En route to Go Hotels, where we have a two-room reservation, the van dropped by the MCA Market Mall – Pasalubong Center in San Miguel, where we purchased more “pasalubong”, haha. I bought clothes for everyone back home. Reaching the hotel, we cozied up in our rooms. The location is very convenient as it is beside Robinson’s Place.
The gang went out in the evening to prowl the streets of the city. We rode a jeepney and dropped off to the very end of its route. Looking for a place to satiate hunger, as destiny would have it, we stumbled on an ongoing food festival held in the City Hall itself, haha. With our bellies full, we went back to rest and get ready for the adventure tomorrow.

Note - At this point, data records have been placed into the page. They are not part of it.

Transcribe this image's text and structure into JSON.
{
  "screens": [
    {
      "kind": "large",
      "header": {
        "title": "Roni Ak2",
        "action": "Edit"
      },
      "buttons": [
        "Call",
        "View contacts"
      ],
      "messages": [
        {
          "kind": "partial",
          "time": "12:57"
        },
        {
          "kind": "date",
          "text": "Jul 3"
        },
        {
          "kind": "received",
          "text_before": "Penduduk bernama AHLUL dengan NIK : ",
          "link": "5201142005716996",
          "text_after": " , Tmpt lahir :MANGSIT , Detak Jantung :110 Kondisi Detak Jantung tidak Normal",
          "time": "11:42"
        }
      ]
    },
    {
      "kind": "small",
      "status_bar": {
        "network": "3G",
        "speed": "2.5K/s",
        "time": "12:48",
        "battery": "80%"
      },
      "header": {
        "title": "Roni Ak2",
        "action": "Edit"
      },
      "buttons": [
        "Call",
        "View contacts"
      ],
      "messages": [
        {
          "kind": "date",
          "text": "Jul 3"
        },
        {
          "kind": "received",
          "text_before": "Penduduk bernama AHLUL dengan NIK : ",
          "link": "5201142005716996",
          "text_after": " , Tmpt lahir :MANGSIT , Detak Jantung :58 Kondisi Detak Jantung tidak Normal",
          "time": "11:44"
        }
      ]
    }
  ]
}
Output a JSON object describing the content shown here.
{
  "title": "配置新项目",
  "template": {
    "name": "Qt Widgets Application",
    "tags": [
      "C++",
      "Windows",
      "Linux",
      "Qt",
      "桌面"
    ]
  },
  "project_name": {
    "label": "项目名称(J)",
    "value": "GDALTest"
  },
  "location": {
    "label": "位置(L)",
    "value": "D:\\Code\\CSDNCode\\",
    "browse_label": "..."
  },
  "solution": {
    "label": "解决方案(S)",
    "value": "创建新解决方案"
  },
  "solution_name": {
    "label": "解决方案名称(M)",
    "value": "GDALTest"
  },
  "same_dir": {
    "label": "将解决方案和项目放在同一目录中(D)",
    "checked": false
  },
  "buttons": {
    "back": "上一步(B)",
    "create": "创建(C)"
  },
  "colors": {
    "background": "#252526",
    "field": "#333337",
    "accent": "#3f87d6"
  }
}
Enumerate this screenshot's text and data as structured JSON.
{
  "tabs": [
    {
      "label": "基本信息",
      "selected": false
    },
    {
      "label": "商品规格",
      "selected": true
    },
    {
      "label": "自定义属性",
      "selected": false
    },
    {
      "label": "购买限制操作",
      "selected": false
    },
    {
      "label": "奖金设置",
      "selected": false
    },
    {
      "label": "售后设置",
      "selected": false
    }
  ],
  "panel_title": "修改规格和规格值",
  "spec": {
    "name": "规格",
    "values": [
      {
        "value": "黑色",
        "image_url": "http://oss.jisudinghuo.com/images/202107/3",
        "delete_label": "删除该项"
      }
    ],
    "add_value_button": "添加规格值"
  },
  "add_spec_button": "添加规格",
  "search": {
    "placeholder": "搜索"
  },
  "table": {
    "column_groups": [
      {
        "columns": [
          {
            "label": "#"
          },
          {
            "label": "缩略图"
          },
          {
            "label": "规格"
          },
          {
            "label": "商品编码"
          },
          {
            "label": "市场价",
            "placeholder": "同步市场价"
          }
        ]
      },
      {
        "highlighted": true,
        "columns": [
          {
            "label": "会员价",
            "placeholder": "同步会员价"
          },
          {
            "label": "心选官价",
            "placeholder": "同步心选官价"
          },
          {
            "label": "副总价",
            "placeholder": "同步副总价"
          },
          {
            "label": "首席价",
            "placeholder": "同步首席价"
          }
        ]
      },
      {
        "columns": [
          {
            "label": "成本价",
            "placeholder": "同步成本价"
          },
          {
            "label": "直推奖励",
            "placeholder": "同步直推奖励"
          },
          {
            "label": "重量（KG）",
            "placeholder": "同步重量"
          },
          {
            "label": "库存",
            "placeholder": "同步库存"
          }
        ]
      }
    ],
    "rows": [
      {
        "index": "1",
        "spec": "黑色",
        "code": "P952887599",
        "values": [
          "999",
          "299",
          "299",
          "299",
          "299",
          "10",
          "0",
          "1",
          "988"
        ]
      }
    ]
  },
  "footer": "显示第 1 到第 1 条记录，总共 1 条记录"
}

By next morning, we are on the way to Sabang Port, our drop off point to the Underground River. It is a 2.5-hour trip along an enjoyable scenery. After securing our permits from the Tourist Information Center, we boarded a motorized “banca” for a 20-minute boat ride to the river’s landing area.
From there, we followed a trail through the dense forest. There’s a lot of wildlife and visitors are advised not to feed them. At the dock, we registered and waited for our turn to cruise the river. Safety measures are strictly followed. Life vests and helmets are provided. Passengers are limited to 9 per “banca”. The boat is not motorized but paddled by the tour guide himself, who by the way is a trained professional and speaks English.
The Underground River is a subterranean river flowing under a protected cave that features spectacular formations of stalactites and stalagmites. The limestone landscape is one of the most complex cave systems in the world.
With a distance of 8.2 kilometers, it is the world’s second-longest underground river. However, tourists are only allowed to see the first 1.5 kilometers. Despite its popularity, there are areas still unexplored. Who knows what awaits deeper down there, haha.
Finally, our boat arrived. Passengers are seated in front, while the tour guide sits at the back. Upon entering the mouth of the river, we were greeted by darkness and the familiar smell of bat dung, haha. The guide handed a flashlight and tasked me to focus the light on various natural rock formations that resemble images of saints, animals, plants, fruits, and whatnot.
The first stop is a section, aptly named “Cathedral”. It is a huge dome-like cavern rising from 65 to 300 meters high. Water drips from a large opening into a candle-like stone structure at the bottom.
As we navigate, our guide is tirelessly sharing useful information related to the notable features and areas. This highlights one of the keys to making the trip enjoyable. The guide is “entertaining”, in a way by being funny and by the way he speaks. Otherwise, it will be boring.
Throughout the ride, I was on edge as the boat isn’t steady and sways left and right from time to time. I felt like it’s going to turn sideways at any time. I can say the trip isn’t for the nyctophobia. With the pitch-black darkness and shaky boat, what’s your reaction if I spook you by lighting the flashlight on my face? Haha, that would be fun but on second thought also dangerous.
When the boat turned towards the exit, my heart jumped with gratefulness to finally see the light at the end of the cave, haha.
Back in Sabang Port, we had lunch before returning to the hotel. After resting, Ting and I went out to buy “danggit” in the public market. It is essentially salted dried fish, which is just another thing Palawan is known for. They carefully enclose it in plastic wrap, to hide the smell so it won’t get rejected at the airport. Then, we had dinner in a rooftop restaurant and called it a day.
The group woke up early to prepare for our trip back to Iloilo. Ting and I had a light breakfast of oatmeal, cracker and “salabat”. Then we waited in the lobby for the van that will take us to the airport. When it came, I was holding back, as I’m not yet ready to leave. Reluctantly, I took my seat and vowed “I shall return”, haha.